The man they replaced Rousseff with — Michel Temer — was caught on tape ordering the payment of bribes to silence Eduardo Cunha; Cunha, as House Speaker, led the impeachment proceedings against Rousseff, but is now a convicted criminal serving a 15-year prison term for corruption, money laundering and tax evasion. Congress members who removed Rousseff, and made noisy speeches of disgust about her alleged embezzlement, have been taking bribes from Temer for the last two years, in return for suppressing accusations of malfeasance against him (1).

In the course of the presidential election campaign, both the media stars and the elite families who own the television channels have lost the last vestiges of credibility.
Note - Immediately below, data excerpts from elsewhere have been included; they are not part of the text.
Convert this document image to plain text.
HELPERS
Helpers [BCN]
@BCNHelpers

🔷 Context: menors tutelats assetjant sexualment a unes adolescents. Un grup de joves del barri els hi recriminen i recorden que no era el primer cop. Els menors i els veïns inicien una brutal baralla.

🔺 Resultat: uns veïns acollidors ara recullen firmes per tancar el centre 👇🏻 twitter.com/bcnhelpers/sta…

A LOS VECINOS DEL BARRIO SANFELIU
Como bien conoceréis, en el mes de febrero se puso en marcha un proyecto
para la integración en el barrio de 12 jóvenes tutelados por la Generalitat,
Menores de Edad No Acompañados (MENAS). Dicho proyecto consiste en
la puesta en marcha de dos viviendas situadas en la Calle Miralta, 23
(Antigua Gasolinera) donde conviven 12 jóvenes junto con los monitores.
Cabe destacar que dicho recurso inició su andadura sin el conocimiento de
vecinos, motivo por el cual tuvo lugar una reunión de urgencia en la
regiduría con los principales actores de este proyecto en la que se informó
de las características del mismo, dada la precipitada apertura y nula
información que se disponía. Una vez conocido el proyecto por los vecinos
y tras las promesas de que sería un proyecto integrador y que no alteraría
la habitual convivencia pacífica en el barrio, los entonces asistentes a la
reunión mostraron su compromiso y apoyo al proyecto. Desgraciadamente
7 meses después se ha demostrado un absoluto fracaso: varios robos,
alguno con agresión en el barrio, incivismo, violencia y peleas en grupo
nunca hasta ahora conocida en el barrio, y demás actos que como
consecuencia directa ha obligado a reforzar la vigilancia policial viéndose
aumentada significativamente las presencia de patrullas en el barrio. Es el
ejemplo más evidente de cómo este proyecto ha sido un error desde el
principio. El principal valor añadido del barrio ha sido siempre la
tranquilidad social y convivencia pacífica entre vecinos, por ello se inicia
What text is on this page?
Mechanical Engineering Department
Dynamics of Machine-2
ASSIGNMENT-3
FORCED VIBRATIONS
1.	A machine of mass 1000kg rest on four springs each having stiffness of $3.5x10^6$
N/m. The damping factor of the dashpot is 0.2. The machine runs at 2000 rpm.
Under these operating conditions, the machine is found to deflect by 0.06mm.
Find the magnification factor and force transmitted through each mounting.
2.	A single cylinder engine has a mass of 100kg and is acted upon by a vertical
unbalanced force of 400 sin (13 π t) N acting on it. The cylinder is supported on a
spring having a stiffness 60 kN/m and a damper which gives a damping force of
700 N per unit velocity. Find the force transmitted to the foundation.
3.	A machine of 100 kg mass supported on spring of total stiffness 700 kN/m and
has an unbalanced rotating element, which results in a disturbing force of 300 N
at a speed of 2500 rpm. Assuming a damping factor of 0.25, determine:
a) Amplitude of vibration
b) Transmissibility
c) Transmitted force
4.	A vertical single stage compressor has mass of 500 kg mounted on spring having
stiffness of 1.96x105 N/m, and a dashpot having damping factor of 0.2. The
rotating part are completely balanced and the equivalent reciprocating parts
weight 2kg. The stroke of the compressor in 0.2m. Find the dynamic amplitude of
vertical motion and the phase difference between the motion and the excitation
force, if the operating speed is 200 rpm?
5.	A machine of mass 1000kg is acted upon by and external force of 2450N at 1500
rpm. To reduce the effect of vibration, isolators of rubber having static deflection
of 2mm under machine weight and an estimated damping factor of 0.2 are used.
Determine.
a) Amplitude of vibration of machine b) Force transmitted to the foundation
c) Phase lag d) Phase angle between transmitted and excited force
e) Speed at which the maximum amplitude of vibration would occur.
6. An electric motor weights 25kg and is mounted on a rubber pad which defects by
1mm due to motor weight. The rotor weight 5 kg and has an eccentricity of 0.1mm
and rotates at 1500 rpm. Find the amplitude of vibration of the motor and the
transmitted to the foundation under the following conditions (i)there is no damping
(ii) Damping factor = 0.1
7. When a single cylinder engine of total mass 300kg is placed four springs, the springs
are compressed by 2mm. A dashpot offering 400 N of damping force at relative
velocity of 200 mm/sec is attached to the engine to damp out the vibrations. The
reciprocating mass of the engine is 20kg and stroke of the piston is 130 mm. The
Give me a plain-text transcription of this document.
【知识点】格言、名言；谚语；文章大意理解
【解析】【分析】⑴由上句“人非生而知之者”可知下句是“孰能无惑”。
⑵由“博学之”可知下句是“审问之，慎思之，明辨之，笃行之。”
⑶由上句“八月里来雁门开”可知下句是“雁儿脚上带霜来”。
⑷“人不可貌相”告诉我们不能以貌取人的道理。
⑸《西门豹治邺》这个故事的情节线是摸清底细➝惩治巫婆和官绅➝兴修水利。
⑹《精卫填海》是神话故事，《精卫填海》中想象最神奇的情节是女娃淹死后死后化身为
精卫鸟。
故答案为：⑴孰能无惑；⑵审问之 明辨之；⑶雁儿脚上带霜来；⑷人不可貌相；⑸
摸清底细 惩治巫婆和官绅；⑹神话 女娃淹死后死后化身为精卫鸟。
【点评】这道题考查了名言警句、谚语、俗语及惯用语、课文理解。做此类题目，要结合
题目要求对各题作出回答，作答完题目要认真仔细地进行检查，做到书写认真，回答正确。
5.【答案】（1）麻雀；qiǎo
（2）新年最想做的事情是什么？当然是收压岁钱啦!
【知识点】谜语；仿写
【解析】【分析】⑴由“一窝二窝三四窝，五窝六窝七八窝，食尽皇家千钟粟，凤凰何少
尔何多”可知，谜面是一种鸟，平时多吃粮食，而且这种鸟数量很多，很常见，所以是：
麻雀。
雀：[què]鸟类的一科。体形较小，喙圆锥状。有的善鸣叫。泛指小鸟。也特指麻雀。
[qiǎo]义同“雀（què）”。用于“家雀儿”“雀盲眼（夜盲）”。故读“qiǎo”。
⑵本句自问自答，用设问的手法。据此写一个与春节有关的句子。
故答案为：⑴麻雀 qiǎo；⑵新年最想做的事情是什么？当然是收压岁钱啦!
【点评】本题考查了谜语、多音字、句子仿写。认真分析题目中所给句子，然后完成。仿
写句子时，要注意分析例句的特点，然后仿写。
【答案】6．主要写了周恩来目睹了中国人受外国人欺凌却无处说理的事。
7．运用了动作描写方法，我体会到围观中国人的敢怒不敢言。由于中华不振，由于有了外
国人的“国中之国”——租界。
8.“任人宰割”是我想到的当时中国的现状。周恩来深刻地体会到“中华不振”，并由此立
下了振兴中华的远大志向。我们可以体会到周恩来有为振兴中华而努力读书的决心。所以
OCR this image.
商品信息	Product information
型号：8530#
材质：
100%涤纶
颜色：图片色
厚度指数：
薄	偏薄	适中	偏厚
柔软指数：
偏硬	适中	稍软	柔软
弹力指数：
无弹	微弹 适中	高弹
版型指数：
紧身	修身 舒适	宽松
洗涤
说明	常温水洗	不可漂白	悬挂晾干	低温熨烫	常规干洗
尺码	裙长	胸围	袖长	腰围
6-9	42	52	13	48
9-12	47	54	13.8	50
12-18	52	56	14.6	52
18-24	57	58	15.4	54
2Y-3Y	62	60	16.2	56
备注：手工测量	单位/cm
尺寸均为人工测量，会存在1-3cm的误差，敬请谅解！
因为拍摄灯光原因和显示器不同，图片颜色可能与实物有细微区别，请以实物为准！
The Brazilian media’s actions are now so corrupt and so clearly deceitful that they are evident to even the least suspicious observers.

Guardian of the status quo

Brazil’s press is openly backing São Paulo governor Geraldo Alckmin, an establishment figure from the conservative Brazilian Social Democratic Party (PSDB); he’s a South American version of Hillary Clinton, and so uncharismatic that his nickname is ‘Cucumber’. He’s been in politics for decades, funded by the corporate interests he serves; he never rejects the favours requested and granted within Brazil’s political class, so, for the powerful, he’s the perfect guardian of the status quo.

For good reason, Alckmin’s main political tactic is to hide. He doesn’t hold rallies (only insomniacs would attend), and his bid for the presidency relies on backroom deals between powerbrokers, with massive amounts of money from the elite interests he serves. This is exactly the kind of legalised corruption that is undermining Brazilian politics and that the media pretends to loathe.

Alckmin, despite being loved by Brazil’s media, has yet to score even 10% in voting intention polls. As in other countries, voters are more and more contemptuous of the political elite, and turning away from them.